GREAT FALLS – Democratic U.S. Sen. Jon Tester retook the lead Wednesday morning in his seesaw contest against Republican challenger Matt Rosendale, while thousands of votes still remained uncounted in several major cities — including Democratic-leaning Missoula and Bozeman.
At about 9:40 a.m., the first vote results posted since early in the morning gave Tester a 1,000-vote lead, with 48.7 percent of the total to 48.4 percent for Rosendale. Libertarian Rick Breckenridge was holding steady at just under 3 percent.
The outcome was far from settled, as thousands of votes had yet to be counted in Bozeman, Missoula, Great Falls and Billings. However, most of those uncounted votes were in Bozeman and Missoula, where Tester has been beating Rosendale in earlier returns.
Tester, who had seen an early lead slip away after midnight and trailed by 2,600 votes early Wednesday, told supporters late Tuesday night that he felt confident of victory.
“I feel absolutely, unequivocally very good about where we’re at right now,” he said to the crowd at his election-night party at the Holiday Inn in Great Falls. “And I will tell you that I look forward to sharing with you tomorrow some very good news.
“But I can’t do it tonight. And I can’t do it tonight because we have to wait for all of the votes to be counted.”
It was still unclear Wednesday morning how many votes remained in which counties. However, absentee counts and other sources indicated that anywhere from 20,000 to 40,000 more votes may still be uncounted.

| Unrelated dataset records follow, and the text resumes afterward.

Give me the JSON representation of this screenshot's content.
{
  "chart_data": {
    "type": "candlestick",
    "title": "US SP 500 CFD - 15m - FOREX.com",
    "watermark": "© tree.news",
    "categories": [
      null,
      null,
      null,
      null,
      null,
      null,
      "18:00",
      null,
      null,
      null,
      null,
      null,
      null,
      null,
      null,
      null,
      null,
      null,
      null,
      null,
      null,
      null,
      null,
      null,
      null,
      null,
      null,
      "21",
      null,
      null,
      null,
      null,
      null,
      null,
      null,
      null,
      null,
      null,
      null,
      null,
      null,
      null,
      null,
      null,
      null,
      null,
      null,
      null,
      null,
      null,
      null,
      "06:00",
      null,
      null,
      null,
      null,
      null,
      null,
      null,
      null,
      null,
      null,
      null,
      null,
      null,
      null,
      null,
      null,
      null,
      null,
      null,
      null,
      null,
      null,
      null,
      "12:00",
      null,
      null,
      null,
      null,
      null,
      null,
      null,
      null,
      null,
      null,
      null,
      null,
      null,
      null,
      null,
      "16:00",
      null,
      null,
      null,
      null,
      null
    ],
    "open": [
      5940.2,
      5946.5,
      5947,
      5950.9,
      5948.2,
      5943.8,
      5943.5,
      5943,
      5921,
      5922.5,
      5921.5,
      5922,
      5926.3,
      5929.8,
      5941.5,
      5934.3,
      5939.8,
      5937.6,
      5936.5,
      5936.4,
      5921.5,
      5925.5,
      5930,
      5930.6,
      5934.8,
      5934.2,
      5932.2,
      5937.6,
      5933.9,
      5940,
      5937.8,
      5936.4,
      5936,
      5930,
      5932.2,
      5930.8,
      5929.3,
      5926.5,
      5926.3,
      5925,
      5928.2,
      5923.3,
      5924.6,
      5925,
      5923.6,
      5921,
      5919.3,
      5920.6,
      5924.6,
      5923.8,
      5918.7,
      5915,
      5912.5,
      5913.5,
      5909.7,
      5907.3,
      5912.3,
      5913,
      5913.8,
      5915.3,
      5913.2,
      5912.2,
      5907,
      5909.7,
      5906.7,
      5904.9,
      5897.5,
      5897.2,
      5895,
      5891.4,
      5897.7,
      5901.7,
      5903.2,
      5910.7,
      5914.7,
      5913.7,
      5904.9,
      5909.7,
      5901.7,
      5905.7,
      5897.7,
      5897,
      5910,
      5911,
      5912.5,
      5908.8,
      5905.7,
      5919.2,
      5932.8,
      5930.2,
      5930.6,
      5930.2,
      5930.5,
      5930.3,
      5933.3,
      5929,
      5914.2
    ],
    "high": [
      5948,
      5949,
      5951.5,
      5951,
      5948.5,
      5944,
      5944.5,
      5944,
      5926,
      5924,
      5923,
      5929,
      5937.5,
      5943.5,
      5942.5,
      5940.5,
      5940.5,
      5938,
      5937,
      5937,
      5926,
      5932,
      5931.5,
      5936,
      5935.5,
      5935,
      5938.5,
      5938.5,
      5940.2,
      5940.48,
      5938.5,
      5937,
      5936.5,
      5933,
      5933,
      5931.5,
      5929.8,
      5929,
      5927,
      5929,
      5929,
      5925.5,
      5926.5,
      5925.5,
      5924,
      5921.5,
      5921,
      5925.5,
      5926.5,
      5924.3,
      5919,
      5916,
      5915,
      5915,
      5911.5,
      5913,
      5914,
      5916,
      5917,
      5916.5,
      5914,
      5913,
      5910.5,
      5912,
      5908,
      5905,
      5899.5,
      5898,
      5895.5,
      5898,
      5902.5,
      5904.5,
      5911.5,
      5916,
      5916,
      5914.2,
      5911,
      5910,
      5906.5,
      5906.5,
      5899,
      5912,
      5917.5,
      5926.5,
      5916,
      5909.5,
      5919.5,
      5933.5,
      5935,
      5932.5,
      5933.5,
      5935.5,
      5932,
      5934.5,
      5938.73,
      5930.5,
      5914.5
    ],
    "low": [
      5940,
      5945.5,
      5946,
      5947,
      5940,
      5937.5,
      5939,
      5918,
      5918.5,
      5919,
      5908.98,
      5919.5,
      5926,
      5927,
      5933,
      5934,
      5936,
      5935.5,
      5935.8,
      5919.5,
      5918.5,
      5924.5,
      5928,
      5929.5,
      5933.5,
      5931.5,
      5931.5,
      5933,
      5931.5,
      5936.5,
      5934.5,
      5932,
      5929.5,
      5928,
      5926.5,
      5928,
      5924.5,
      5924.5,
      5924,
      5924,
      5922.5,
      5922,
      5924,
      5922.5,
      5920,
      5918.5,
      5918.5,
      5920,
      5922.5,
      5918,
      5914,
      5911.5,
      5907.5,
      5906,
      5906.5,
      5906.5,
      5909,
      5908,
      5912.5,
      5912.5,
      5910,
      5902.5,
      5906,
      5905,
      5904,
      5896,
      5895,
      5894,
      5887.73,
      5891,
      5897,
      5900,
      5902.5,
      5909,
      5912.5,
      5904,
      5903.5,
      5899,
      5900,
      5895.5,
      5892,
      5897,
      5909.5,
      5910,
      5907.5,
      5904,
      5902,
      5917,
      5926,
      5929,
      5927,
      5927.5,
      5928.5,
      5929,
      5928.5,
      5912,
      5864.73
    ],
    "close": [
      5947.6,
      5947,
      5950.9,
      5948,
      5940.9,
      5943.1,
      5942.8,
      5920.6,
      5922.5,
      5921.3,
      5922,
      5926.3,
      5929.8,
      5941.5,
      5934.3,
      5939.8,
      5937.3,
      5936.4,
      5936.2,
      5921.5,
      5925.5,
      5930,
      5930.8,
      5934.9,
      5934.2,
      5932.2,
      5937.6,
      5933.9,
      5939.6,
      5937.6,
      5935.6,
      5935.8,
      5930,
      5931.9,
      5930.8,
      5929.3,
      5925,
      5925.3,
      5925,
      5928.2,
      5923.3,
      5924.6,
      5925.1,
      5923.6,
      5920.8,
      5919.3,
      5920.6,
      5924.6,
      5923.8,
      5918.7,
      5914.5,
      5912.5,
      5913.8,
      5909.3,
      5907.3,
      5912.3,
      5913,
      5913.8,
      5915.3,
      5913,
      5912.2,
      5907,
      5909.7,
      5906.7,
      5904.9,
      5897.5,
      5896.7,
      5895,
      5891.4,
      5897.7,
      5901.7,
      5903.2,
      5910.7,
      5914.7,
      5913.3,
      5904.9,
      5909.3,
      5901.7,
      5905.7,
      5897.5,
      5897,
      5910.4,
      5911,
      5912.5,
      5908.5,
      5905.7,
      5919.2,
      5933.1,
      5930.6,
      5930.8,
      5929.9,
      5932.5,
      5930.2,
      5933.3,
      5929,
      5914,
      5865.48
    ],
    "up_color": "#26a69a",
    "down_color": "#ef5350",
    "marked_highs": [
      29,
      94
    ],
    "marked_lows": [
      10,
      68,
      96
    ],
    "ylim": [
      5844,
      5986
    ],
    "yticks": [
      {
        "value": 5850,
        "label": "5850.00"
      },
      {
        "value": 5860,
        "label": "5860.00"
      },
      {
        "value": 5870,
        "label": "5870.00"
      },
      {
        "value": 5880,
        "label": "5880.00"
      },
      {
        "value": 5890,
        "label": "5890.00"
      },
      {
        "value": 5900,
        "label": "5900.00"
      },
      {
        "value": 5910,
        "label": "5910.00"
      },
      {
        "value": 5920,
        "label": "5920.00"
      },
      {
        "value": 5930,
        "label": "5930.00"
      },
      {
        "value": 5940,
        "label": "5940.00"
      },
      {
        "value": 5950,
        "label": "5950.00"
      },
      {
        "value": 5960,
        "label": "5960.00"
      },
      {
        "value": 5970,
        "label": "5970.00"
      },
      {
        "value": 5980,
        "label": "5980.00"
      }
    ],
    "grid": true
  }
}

Rosendale, the state auditor, told his supporters at a Helena election-night party Tuesday that the race wouldn’t be decided until Wednesday.
“It looks like it’s going to be a long night,” he said. “They’re going to be driggling and driving votes in for quite some time now.”
Tester, a farmer from Big Sandy, led early Tuesday evening as the first round of absentee votes were counted in major cities, but the race slowly tightened as more and more returns came in from rural counties, where Rosendale did well.
Tester, however, led in all of the state’s major cities except Kalispell and Billings, and led in a handful of smaller counties as well, such as Hill and Park and counties with substantial Native American populations.
The Senate race is the most expensive single electoral contest in Montana history, with more than $60 million spent by the candidates and outside groups.
President Trump also visited Montana four times since July to campaign for Rosendale and against Tester, including a stop at the Bozeman airport on Saturday.